Brasil autoriza extradição à Colômbia de traficante procurado pelos EUA

Rio de Janeiro, 15 fev (EFE).- O Supremo Tribunal Federal (STF) autorizou a extradição do colombiano Eduard Fernando Giraldo Cardoza, conhecido como "Boliqueso", acusado de ser chefe de uma violenta organização criminosa em seu país e que também é procurado pelos Estados Unidos por narcotráfico.

A solicitação de extradição apresentada pela Colômbia foi aceita parcialmente na terça-feira pela Primeira Sala do STF, que, no entanto, determinou que o acusado cumpra primeiro a pena à qual pode ser condenado no Brasil por uso de documentos falsos, um processo que corre na 5ª Vara Criminal de Ribeirão Preto (SP), exceto se houver decisão pela conveniência do interesse nacional na expulsão do estrangeiro.

O relator do processo no STF, ministro Luís Roberto Barroso, ao avaliar a possibilidade de o acusado ser extraditado da Colômbia para os EUA no futuro, ressaltou que as autoridades colombianas devem exigir dos americanos os mesmos compromissos assumidos com o Brasil, como que Giraldo não seja condenado a pena de morte nem a prisão por mais de 30 anos.

O colombiano foi preso em abril de 2016 em um hotel de Ribeirão Preto. Agentes da Polícia Federal seguiram a esposa de Giraldo depois de as autoridades colombianas terem alertado que ela tinha entrado no Brasil pela Amazônia e que poderia visitar o marido.

A Colômbia solicitou a extradição de Giraldo pelos crimes de narcotráfico, homicídio qualificado e tortura. Segundo os documentos apresentados pelos colombianos à Justiça brasileira, ele liderava uma organização dedicada ao envio de cocaína ao exterior e a financiar outros grupos criminosos.

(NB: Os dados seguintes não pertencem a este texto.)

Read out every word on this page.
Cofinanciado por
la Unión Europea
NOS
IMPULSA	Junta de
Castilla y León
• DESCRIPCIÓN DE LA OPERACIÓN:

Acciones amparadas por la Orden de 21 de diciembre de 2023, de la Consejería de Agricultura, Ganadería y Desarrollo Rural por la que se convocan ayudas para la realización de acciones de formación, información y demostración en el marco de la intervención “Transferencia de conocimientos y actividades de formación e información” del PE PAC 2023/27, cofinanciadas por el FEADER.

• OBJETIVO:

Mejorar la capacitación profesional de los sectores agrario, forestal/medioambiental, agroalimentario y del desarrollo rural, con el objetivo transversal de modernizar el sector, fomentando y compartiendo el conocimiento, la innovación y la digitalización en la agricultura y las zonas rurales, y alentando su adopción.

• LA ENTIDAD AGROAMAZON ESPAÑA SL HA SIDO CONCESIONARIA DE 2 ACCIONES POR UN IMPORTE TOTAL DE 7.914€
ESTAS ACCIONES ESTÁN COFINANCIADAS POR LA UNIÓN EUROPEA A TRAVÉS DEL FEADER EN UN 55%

Ele é também acusado de ser o autor intelectual da tortura e posterior homicídio de um funcionário do Instituto Nacional Penitenciário e Carcerário da Colômbia.

Segundo a imprensa colombiana, "Boliqueso" iniciou sua carreira de criminoso como matador de aluguel em um grupo conhecido como "Los Rastrojos", integrada por 200 pistoleiros. Ele assumiu o comando da organização após uma guerra interna que deixou mais de cem mortos.

Posteriormente, um acordo com os narcotraficantes do "Urubãnos" o transformou em um importante líder do tráfico de drogas e também em alvo da Justiça dos EUA.